Le problème principal du foie, c’est qu’il n’est pas innervé, et donc ne prévient pas par la douleur quand il est endommagé. "Comme les maladies du foie sont des maladies silencieuses, elles sont généralement non diagnostiquées ou le diagnostic est fait tardivement, au stade de complications", déplore le Dr Patrick Marcellin. Résultat, environ 20% des Français ont un foie malade sans le savoir.
" Un dépistage est vraiment indispensable pour savoir si son foie va bien ou s’il souffre "

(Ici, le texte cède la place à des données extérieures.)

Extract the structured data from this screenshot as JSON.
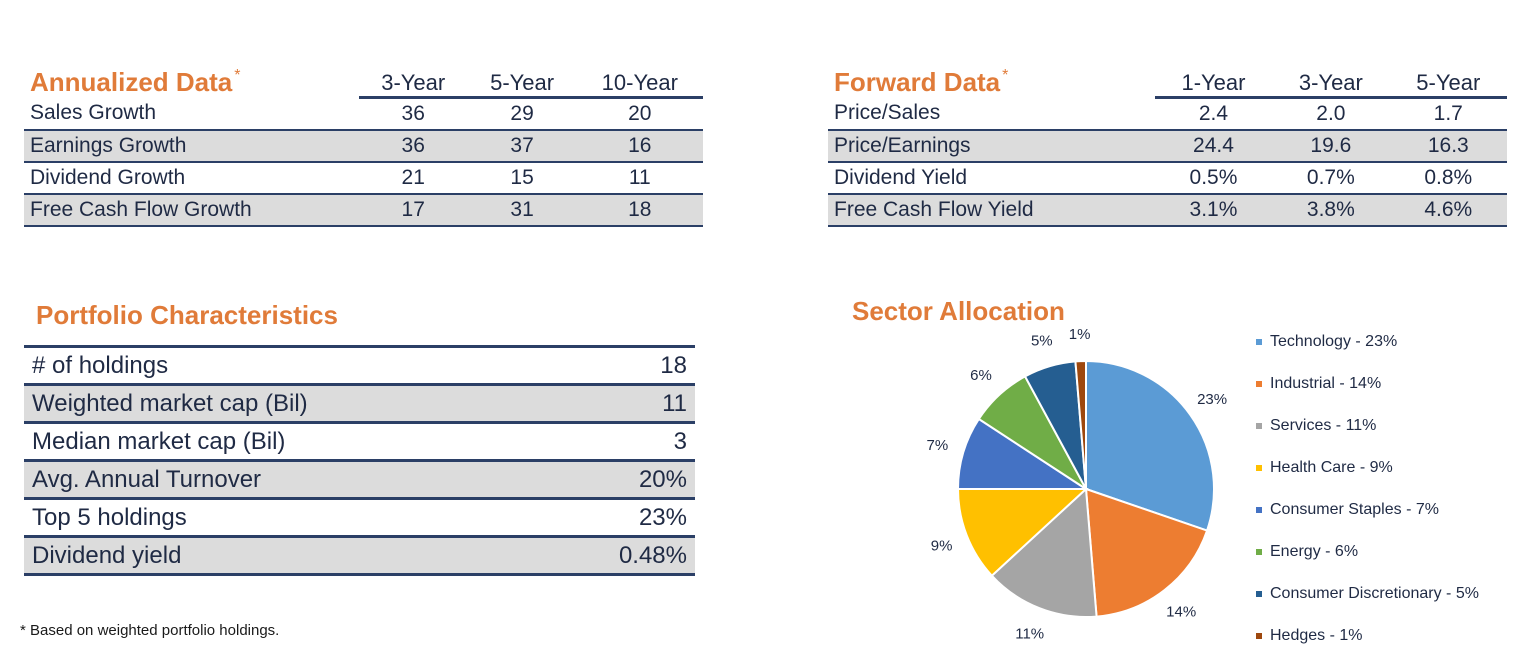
{
  "annualized": {
    "title": "Annualized Data",
    "asterisk": "*",
    "columns": [
      "3-Year",
      "5-Year",
      "10-Year"
    ],
    "rows": [
      {
        "label": "Sales Growth",
        "values": [
          "36",
          "29",
          "20"
        ]
      },
      {
        "label": "Earnings Growth",
        "values": [
          "36",
          "37",
          "16"
        ]
      },
      {
        "label": "Dividend Growth",
        "values": [
          "21",
          "15",
          "11"
        ]
      },
      {
        "label": "Free Cash Flow Growth",
        "values": [
          "17",
          "31",
          "18"
        ]
      }
    ]
  },
  "forward": {
    "title": "Forward Data",
    "asterisk": "*",
    "columns": [
      "1-Year",
      "3-Year",
      "5-Year"
    ],
    "rows": [
      {
        "label": "Price/Sales",
        "values": [
          "2.4",
          "2.0",
          "1.7"
        ]
      },
      {
        "label": "Price/Earnings",
        "values": [
          "24.4",
          "19.6",
          "16.3"
        ]
      },
      {
        "label": "Dividend Yield",
        "values": [
          "0.5%",
          "0.7%",
          "0.8%"
        ]
      },
      {
        "label": "Free Cash Flow Yield",
        "values": [
          "3.1%",
          "3.8%",
          "4.6%"
        ]
      }
    ]
  },
  "portfolio": {
    "title": "Portfolio Characteristics",
    "rows": [
      {
        "label": "# of holdings",
        "value": "18"
      },
      {
        "label": "Weighted market cap (Bil)",
        "value": "11"
      },
      {
        "label": "Median market cap (Bil)",
        "value": "3"
      },
      {
        "label": "Avg. Annual Turnover",
        "value": "20%"
      },
      {
        "label": "Top 5 holdings",
        "value": "23%"
      },
      {
        "label": "Dividend yield",
        "value": "0.48%"
      }
    ]
  },
  "footnote": {
    "mark": "*",
    "text": "Based on weighted portfolio holdings."
  },
  "chart_data": {
    "type": "pie",
    "title": "Sector Allocation",
    "categories": [
      "Technology",
      "Industrial",
      "Services",
      "Health Care",
      "Consumer Staples",
      "Energy",
      "Consumer Discretionary",
      "Hedges"
    ],
    "values": [
      23,
      14,
      11,
      9,
      7,
      6,
      5,
      1
    ],
    "slice_labels": [
      "23%",
      "14%",
      "11%",
      "9%",
      "7%",
      "6%",
      "5%",
      "1%"
    ],
    "legend_labels": [
      "Technology - 23%",
      "Industrial - 14%",
      "Services - 11%",
      "Health Care - 9%",
      "Consumer Staples - 7%",
      "Energy - 6%",
      "Consumer Discretionary - 5%",
      "Hedges - 1%"
    ],
    "colors": [
      "#5b9bd5",
      "#ed7d31",
      "#a5a5a5",
      "#ffc000",
      "#4472c4",
      "#70ad47",
      "#255e91",
      "#9e480e"
    ],
    "legend_position": "right"
  }
}
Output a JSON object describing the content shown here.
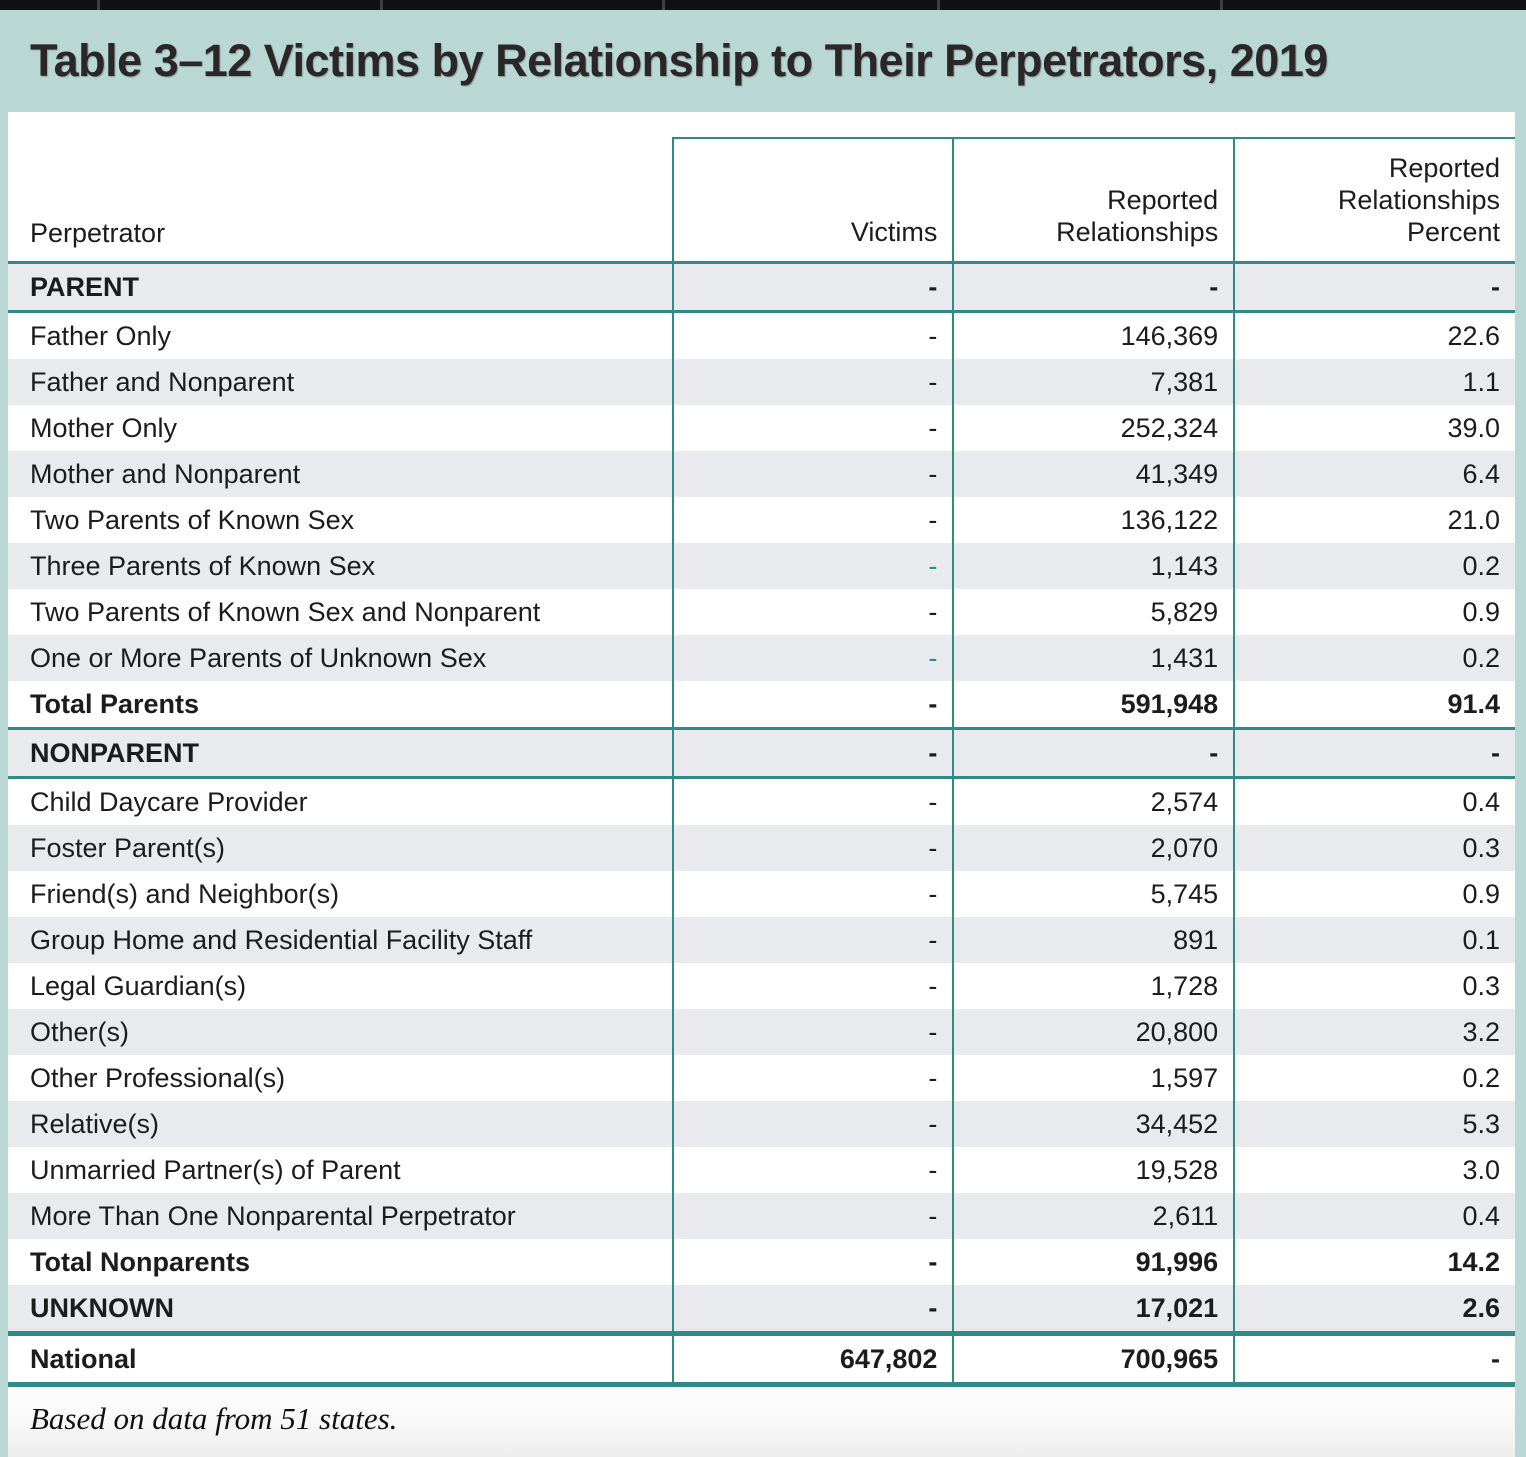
{
  "title": "Table 3–12 Victims by Relationship to Their Perpetrators, 2019",
  "table": {
    "headers": {
      "perpetrator": "Perpetrator",
      "victims": "Victims",
      "reported": "Reported\nRelationships",
      "percent": "Reported\nRelationships\nPercent"
    },
    "rows": [
      {
        "label": "PARENT",
        "victims": "-",
        "reported": "-",
        "percent": "-",
        "style": "section",
        "border": "teal"
      },
      {
        "label": "Father Only",
        "victims": "-",
        "reported": "146,369",
        "percent": "22.6",
        "style": "data"
      },
      {
        "label": "Father and Nonparent",
        "victims": "-",
        "reported": "7,381",
        "percent": "1.1",
        "style": "data"
      },
      {
        "label": "Mother Only",
        "victims": "-",
        "reported": "252,324",
        "percent": "39.0",
        "style": "data"
      },
      {
        "label": "Mother and Nonparent",
        "victims": "-",
        "reported": "41,349",
        "percent": "6.4",
        "style": "data"
      },
      {
        "label": "Two Parents of Known Sex",
        "victims": "-",
        "reported": "136,122",
        "percent": "21.0",
        "style": "data"
      },
      {
        "label": "Three Parents of Known Sex",
        "victims": "-",
        "reported": "1,143",
        "percent": "0.2",
        "style": "data",
        "dash_teal": true
      },
      {
        "label": "Two Parents of Known Sex and Nonparent",
        "victims": "-",
        "reported": "5,829",
        "percent": "0.9",
        "style": "data"
      },
      {
        "label": "One or More Parents of Unknown Sex",
        "victims": "-",
        "reported": "1,431",
        "percent": "0.2",
        "style": "data",
        "dash_teal": true
      },
      {
        "label": "Total Parents",
        "victims": "-",
        "reported": "591,948",
        "percent": "91.4",
        "style": "total",
        "border": "teal"
      },
      {
        "label": "NONPARENT",
        "victims": "-",
        "reported": "-",
        "percent": "-",
        "style": "section",
        "border": "teal"
      },
      {
        "label": "Child Daycare Provider",
        "victims": "-",
        "reported": "2,574",
        "percent": "0.4",
        "style": "data"
      },
      {
        "label": "Foster Parent(s)",
        "victims": "-",
        "reported": "2,070",
        "percent": "0.3",
        "style": "data"
      },
      {
        "label": "Friend(s) and Neighbor(s)",
        "victims": "-",
        "reported": "5,745",
        "percent": "0.9",
        "style": "data"
      },
      {
        "label": "Group Home and Residential Facility Staff",
        "victims": "-",
        "reported": "891",
        "percent": "0.1",
        "style": "data"
      },
      {
        "label": "Legal Guardian(s)",
        "victims": "-",
        "reported": "1,728",
        "percent": "0.3",
        "style": "data"
      },
      {
        "label": "Other(s)",
        "victims": "-",
        "reported": "20,800",
        "percent": "3.2",
        "style": "data"
      },
      {
        "label": "Other Professional(s)",
        "victims": "-",
        "reported": "1,597",
        "percent": "0.2",
        "style": "data"
      },
      {
        "label": "Relative(s)",
        "victims": "-",
        "reported": "34,452",
        "percent": "5.3",
        "style": "data"
      },
      {
        "label": "Unmarried Partner(s) of Parent",
        "victims": "-",
        "reported": "19,528",
        "percent": "3.0",
        "style": "data"
      },
      {
        "label": "More Than One Nonparental Perpetrator",
        "victims": "-",
        "reported": "2,611",
        "percent": "0.4",
        "style": "data"
      },
      {
        "label": "Total Nonparents",
        "victims": "-",
        "reported": "91,996",
        "percent": "14.2",
        "style": "total"
      },
      {
        "label": "UNKNOWN",
        "victims": "-",
        "reported": "17,021",
        "percent": "2.6",
        "style": "section-total",
        "border": "teal-thick"
      },
      {
        "label": "National",
        "victims": "647,802",
        "reported": "700,965",
        "percent": "-",
        "style": "national",
        "border": "teal-thick"
      }
    ],
    "footnote": "Based on data from 51 states.",
    "colors": {
      "page_background": "#b9d7d3",
      "teal_border": "#2e8b87",
      "zebra_row": "#e8eaee"
    }
  }
}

La pathologie la plus fréquente - et en pleine expansion - est la statéo-hépatite non alcoolique, dite Nash, plus connue sous le nom de "maladie du foie gras" ou "maladie du soda". Elle résulte d’une alimentation trop grasse et/ou trop sucrée. A terme, la Nash peut entraîner des diabètes de type 2 et, encore plus grave, des cirrhoses et des cancers du foie, dont la mortalité approche les 80%.
Pourtant, son dépistage est très simple, via un test mesurant le taux de transaminases ou de Gamma GT dans le sang. "Un dépistage est vraiment indispensable pour savoir si son foie va bien ou s’il souffre", réclame Patrick Marcellin. "Mais le problème, c’est le manque d’information du public. C’est une méconnaissance du foie en général de la part des personnes mais aussi une méconnaissance des médecins, qui ne pensent pas toujours à faire ces tests hépatiques. Et il n’y a pas de programme de santé publique qui soit vraiment axé sur le dépistage des maladies du foie", regrette l’hépatologue. Alors même que les pathologies sont parmi les plus fréquentes.